In 1960, the company won the bid from NASA to design and construct the command and service module (CSM) for the Apollo program. Functioning as a mothership, the CSM carried a crew of astronauts and the second Apollo spacecraft, the “lunar module,” to lunar orbit, and brought the astronauts back to Earth.
Once NAA won the bid, its workforce ballooned and 35,000 workers descended on the small city.
“A huge majority were just blue collar technicians who could build stuff with their hands,” said Dickow. “This facility was bigger than Disneyland. 24/7, three shifts a day, tons of people and activity.”
Remembering Apollo 11
One of those workers was Charles H. Lowry, who designed the parachute system that, at the tail end of the mission, guided the astronauts safely back to Earth.
“All of the designers on Apollo were sitting on the edge of their chairs, and they were so relieved when we get down [to the moon],” remembered Lowrey. “But of course in my case, the game has just started. I have to get them home.”
Charles H. Lowry at the Columbia Memorial Space Center. Photo by Amy Ta.
He’s 87 now, but can still remember the relief he felt when those chutes opened and the capsule floated down into the Pacific Ocean, 900 miles southwest of Hawaii.
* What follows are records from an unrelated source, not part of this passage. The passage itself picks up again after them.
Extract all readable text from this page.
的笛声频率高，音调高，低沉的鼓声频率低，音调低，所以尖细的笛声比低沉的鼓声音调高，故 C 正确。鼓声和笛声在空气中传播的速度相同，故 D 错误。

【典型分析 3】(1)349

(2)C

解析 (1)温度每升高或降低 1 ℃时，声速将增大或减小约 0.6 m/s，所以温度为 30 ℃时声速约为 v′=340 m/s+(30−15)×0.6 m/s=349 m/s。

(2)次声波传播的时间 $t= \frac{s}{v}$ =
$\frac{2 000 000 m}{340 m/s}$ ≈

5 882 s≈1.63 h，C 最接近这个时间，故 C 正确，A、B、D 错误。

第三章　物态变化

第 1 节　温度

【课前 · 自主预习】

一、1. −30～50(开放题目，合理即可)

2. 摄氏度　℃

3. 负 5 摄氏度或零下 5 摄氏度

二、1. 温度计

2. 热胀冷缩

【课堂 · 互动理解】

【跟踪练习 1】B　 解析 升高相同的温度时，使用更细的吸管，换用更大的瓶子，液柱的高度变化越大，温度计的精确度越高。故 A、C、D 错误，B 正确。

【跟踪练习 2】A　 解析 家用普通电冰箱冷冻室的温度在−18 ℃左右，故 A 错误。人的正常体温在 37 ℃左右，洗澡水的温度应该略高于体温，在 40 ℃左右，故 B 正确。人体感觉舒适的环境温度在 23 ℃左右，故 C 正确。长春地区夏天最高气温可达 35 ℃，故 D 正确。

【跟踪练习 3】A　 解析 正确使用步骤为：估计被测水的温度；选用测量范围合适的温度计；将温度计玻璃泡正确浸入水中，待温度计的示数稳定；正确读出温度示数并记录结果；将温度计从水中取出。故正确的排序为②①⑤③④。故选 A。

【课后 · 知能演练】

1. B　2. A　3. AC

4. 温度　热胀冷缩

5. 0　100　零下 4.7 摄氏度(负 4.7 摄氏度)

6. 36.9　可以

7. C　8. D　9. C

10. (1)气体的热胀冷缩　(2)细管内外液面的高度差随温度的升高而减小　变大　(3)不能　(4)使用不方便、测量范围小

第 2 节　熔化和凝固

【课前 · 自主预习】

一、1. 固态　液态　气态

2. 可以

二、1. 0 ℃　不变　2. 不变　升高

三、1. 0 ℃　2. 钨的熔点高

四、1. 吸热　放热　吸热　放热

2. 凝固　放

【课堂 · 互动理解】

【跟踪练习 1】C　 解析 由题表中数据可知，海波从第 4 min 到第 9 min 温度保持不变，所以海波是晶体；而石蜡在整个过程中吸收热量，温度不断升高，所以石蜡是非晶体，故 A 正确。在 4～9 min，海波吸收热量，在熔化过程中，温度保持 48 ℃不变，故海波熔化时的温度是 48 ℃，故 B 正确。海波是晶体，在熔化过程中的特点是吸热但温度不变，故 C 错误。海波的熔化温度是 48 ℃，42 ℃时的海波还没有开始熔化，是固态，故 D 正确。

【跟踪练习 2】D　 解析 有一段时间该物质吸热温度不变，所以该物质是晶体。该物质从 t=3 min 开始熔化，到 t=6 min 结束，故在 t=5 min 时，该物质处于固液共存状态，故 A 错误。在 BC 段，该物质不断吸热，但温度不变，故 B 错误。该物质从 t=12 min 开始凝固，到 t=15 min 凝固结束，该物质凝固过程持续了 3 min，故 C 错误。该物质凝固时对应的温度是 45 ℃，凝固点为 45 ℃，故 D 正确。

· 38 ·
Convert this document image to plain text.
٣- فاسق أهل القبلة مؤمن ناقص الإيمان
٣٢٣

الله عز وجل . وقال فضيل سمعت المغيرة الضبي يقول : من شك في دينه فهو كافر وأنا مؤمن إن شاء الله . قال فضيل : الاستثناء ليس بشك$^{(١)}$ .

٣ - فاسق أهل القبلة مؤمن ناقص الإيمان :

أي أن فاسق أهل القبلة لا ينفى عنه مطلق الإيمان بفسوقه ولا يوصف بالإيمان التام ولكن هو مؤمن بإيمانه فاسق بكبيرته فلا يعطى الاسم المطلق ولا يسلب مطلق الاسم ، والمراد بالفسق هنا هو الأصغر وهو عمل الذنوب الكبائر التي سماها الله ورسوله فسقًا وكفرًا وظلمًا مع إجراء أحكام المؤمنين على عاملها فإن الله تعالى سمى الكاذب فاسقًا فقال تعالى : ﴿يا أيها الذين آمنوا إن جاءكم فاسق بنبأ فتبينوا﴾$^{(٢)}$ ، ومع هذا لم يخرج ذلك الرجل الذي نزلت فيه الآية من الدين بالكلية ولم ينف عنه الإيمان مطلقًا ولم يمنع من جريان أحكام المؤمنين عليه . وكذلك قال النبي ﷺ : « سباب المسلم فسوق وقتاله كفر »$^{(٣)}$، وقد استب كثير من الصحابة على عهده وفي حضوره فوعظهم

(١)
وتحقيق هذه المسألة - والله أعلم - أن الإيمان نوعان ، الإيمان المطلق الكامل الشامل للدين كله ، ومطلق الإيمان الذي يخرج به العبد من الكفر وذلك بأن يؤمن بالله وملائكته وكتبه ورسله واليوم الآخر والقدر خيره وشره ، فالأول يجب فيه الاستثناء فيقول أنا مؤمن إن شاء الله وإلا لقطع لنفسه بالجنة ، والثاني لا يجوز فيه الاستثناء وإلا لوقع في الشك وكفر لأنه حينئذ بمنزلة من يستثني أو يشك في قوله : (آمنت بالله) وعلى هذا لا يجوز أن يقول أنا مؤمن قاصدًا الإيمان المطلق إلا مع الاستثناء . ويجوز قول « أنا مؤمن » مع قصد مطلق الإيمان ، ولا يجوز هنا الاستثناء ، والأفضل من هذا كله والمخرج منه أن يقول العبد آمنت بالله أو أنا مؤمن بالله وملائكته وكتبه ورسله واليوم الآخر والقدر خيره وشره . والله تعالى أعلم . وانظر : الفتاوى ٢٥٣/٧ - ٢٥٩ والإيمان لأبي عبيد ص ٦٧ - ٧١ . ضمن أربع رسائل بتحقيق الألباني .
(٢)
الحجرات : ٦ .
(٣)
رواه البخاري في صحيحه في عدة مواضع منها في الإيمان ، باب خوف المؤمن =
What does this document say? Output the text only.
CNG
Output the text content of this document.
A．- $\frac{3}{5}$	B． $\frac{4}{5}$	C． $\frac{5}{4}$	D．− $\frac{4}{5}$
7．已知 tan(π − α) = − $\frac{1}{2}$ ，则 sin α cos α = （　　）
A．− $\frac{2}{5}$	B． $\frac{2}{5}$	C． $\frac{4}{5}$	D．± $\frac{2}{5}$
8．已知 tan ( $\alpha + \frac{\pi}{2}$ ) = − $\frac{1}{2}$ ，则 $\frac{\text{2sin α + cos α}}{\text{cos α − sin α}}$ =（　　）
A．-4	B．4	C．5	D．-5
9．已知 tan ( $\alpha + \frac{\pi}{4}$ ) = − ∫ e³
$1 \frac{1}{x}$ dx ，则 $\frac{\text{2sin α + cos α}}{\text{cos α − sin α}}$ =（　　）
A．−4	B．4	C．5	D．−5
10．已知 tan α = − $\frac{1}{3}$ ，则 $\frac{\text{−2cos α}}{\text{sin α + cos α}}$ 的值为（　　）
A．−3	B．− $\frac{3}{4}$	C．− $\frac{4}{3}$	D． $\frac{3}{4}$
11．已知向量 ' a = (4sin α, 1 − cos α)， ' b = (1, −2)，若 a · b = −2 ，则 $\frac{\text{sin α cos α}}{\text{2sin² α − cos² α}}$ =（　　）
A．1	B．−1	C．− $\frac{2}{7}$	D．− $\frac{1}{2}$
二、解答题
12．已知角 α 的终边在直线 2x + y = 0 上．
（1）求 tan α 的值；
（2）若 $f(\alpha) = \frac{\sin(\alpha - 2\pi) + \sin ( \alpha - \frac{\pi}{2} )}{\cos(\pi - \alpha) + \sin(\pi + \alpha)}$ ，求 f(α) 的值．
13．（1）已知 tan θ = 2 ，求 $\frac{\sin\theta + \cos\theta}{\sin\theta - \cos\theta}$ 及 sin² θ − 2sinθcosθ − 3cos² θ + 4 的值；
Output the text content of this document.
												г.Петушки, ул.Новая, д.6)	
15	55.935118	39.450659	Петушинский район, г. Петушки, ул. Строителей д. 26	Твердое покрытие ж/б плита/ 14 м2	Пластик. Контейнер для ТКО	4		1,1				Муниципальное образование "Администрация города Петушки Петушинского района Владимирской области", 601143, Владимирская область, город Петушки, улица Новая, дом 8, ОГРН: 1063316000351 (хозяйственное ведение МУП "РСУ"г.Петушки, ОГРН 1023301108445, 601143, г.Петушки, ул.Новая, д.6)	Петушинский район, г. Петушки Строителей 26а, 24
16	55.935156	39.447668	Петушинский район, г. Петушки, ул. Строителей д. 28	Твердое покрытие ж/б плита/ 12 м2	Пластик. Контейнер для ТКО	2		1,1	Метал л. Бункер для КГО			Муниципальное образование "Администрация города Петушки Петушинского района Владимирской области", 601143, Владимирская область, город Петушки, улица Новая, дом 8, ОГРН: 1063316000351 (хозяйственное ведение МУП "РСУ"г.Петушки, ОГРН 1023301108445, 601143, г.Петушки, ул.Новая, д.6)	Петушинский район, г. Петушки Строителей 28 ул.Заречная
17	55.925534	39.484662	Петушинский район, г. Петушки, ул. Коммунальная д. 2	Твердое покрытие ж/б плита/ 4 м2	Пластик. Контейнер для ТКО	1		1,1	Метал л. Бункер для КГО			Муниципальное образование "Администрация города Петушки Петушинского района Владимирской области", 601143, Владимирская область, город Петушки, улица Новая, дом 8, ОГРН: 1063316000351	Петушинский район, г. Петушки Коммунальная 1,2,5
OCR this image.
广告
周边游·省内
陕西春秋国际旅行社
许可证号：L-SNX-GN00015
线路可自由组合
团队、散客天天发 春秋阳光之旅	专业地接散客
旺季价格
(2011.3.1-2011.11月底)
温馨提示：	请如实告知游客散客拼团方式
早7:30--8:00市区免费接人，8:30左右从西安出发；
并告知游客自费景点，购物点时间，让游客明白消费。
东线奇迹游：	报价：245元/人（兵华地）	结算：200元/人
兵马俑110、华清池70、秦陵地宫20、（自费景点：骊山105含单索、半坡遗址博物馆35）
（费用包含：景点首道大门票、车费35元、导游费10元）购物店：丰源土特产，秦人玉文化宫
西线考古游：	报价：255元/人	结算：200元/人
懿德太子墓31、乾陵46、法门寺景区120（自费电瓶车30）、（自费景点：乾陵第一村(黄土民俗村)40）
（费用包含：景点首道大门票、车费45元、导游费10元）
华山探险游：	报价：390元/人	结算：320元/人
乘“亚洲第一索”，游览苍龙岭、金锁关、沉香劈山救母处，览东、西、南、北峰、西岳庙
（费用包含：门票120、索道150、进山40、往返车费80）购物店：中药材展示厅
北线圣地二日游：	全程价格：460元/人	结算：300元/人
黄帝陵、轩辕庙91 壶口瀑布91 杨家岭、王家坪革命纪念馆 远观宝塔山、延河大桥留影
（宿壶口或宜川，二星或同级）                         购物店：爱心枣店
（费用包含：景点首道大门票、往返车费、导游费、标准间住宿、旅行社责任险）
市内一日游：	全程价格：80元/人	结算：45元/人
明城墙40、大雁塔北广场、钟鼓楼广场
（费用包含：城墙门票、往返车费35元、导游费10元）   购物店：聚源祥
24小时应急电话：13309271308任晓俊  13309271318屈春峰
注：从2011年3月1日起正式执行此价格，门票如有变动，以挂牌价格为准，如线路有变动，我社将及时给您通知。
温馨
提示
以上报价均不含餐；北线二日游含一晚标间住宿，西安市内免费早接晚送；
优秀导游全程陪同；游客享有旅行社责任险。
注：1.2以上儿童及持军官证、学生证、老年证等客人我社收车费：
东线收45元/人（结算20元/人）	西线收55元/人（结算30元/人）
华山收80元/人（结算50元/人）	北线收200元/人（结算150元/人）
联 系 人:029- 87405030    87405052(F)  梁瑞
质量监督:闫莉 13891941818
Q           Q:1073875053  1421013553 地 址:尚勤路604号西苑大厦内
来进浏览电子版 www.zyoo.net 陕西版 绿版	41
“When the main chutes came out at about 10,000 feet, that's when we all say we're home,” said Lowry. “And the astronauts go nuts when they look out the window and see the most beautiful parachutes above them, and you get all these superlatives like ‘Beautiful! Gorgeous! Amazing,’ and all the crews were just elated. And then it's a soft ride down to the water.”
Another engineer, Nathaniel LeVert, shares that pride. He was working on an early satellite system for Douglas Aircraft in Southern California, when Downey called.
“I would have worked for nothing because I was just so fascinated with what they had me doing,” he said.
LeVert was tasked with designing a system to pressurize the liquid oxygen tank, which allows the main engines to combust in oxygenless space.
“We did a lot of testing, and finally we will get the results we wanted,” he said. “I couldn't sleep at night when I was thinking that they're going to fly.”
On race and discrimination
Nathaniel LeVert is now 85. At the Columbia Space Center, he recently showed KCRW the designs and calculations that he hand-drew and tabulated in the 1960s during his time in the Apollo mission.
Sitting next to LeVert was his colleague and friend, 84-year-old Shelby Jacobs, who developed the camera systems that captured amazing images during the Apollo missions, like the famous “Blue Marble” image that provided definite proof that the Earth was round. It also captured one of the most repeated images in space history: the separation between the first and second stages of the Apollo 6 spacecraft in 1968.
While Jacobs and LeVert said they are proud of everything they accomplished in the modern space program, it wasn’t easy for them in the workplace. It was the 1960s, and they’re both African American.
“It was a hostile environment for us,” said Jacobs. “My entire career, I never had a job that had been preceded by a 'black' before. And if I moved on, I was replaced by a white person… There was a certain resistance to us because we were taking jobs that were previously allocated for white males.”
He said women had to deal with similar discrimination issues.
At that time, LeVert and Jacobs couldn’t even live in Downey, they said. Most black employees lived in Watts
“For the same reason segregation happened in the South, it was here too,” said Jacobs. “We could not live where we wanted to live. Our segregation was what I refer to as ‘de facto.’ There was no law that said you couldn't do these things, but it was just kind of known. Even though we went to the same bathroom, we couldn't live in Downey.”
Today, Jacobs and LeVert are celebrated as two of many heroes of the Apollo program in Downey.
What do they think NASA should do next?
“Personally I don't think we need to go back to the moon,” said LeVert. “I think there has got to be another place that's supporting life. I just believe that.”
The Columbia Memorial Space Center is hosting several events this week to celebrate the 50th anniversary of Apollo 11.